The third generation of her family to be noted for their work, Val creates totally traditional pottery.
Her mother, Gloria Kahe, is Navajo, married into Hopi, but is a considered a notable Hopi potter.
Valerie’s work is made entirely by hand, from clay-gathering, to pit-firing and painting with plant pigments.
Her designs vary from serene to amazingly complex all-over patterns that are like mosaics.
Somewhere between those parameters, this piece shows off a shapely form that is emphasized by the adroitly placed decoration.
Nicely burnished, the bold design incorporates the Hopi bird, rain, clouds and wind, feathers, and dragonflies.

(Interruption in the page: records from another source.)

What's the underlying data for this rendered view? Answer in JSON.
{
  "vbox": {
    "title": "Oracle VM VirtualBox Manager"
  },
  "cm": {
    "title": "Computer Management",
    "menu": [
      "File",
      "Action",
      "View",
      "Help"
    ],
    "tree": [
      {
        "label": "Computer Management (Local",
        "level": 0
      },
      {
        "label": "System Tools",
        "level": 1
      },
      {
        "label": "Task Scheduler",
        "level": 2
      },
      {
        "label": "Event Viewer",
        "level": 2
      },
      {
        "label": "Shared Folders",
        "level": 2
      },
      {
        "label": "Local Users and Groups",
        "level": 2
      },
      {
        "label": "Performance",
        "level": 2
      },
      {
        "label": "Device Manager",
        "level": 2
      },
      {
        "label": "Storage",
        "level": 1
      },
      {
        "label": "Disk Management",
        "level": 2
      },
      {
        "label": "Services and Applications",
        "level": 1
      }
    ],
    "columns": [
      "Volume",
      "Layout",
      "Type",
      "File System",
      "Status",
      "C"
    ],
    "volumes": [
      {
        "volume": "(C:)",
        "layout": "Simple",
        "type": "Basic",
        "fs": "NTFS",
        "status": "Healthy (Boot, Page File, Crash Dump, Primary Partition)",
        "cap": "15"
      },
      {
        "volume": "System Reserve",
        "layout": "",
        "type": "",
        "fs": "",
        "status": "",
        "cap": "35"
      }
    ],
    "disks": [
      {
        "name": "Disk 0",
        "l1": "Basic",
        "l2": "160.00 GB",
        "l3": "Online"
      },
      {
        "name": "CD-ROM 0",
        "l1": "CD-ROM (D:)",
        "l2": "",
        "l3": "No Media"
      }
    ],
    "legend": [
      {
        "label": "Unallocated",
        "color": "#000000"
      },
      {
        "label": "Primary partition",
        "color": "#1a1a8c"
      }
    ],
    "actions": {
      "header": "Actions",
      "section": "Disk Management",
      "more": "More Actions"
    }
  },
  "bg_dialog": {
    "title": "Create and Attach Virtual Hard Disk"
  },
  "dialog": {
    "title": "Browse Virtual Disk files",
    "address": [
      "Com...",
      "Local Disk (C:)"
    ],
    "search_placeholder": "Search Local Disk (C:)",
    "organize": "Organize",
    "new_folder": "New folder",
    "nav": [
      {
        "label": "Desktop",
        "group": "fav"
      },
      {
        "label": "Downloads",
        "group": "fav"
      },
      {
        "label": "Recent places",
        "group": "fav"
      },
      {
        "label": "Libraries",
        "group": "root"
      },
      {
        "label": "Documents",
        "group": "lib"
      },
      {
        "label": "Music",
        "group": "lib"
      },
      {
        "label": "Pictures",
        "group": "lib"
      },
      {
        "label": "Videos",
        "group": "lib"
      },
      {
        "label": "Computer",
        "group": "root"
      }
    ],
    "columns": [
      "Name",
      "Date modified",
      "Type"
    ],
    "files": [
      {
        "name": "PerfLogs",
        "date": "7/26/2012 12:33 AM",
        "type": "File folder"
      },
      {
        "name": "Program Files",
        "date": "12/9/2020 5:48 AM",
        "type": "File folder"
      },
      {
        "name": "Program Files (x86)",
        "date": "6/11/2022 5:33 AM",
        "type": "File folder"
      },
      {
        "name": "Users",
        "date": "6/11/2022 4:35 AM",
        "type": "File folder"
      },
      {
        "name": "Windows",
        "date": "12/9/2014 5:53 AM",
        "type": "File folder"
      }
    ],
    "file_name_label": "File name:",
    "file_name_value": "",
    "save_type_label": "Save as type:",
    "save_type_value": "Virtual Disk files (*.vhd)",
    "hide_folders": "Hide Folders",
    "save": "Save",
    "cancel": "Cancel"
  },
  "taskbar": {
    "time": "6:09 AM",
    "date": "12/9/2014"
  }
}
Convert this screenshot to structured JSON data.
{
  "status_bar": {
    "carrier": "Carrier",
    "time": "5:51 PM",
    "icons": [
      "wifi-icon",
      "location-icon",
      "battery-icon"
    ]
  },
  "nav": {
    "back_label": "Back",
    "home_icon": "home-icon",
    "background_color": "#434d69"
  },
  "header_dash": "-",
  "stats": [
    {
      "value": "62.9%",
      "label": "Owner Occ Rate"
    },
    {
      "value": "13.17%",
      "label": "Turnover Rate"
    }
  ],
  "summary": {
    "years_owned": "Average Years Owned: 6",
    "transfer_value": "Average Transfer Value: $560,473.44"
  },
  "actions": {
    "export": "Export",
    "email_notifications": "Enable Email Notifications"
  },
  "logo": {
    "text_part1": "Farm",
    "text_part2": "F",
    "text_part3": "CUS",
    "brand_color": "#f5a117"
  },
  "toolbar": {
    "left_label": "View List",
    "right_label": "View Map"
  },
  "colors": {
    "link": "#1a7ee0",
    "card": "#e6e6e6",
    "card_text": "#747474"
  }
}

Feathers carry the prayers for rain up to the heavens. This means good luck for Hopi dry farmers (no river, no irrigation), and by extension, for you the owner.
The hands represent blessing and protection – more good luck.
More traditional in arrangement than some of her other designs, the symmetrical pattern ensures that the piece looks just as handsome from every angle.
Divided into four quarters, it also conforms to the idea that this good luck extends to all four corners of the earth.
The patterns are crisply painted in a nicely modulated palette of terra cotta clay slip, white clay slip, and dramatic black – from steeping wild spinach leaves in hot water.
This is a fine example of this talented potter’s exciting work.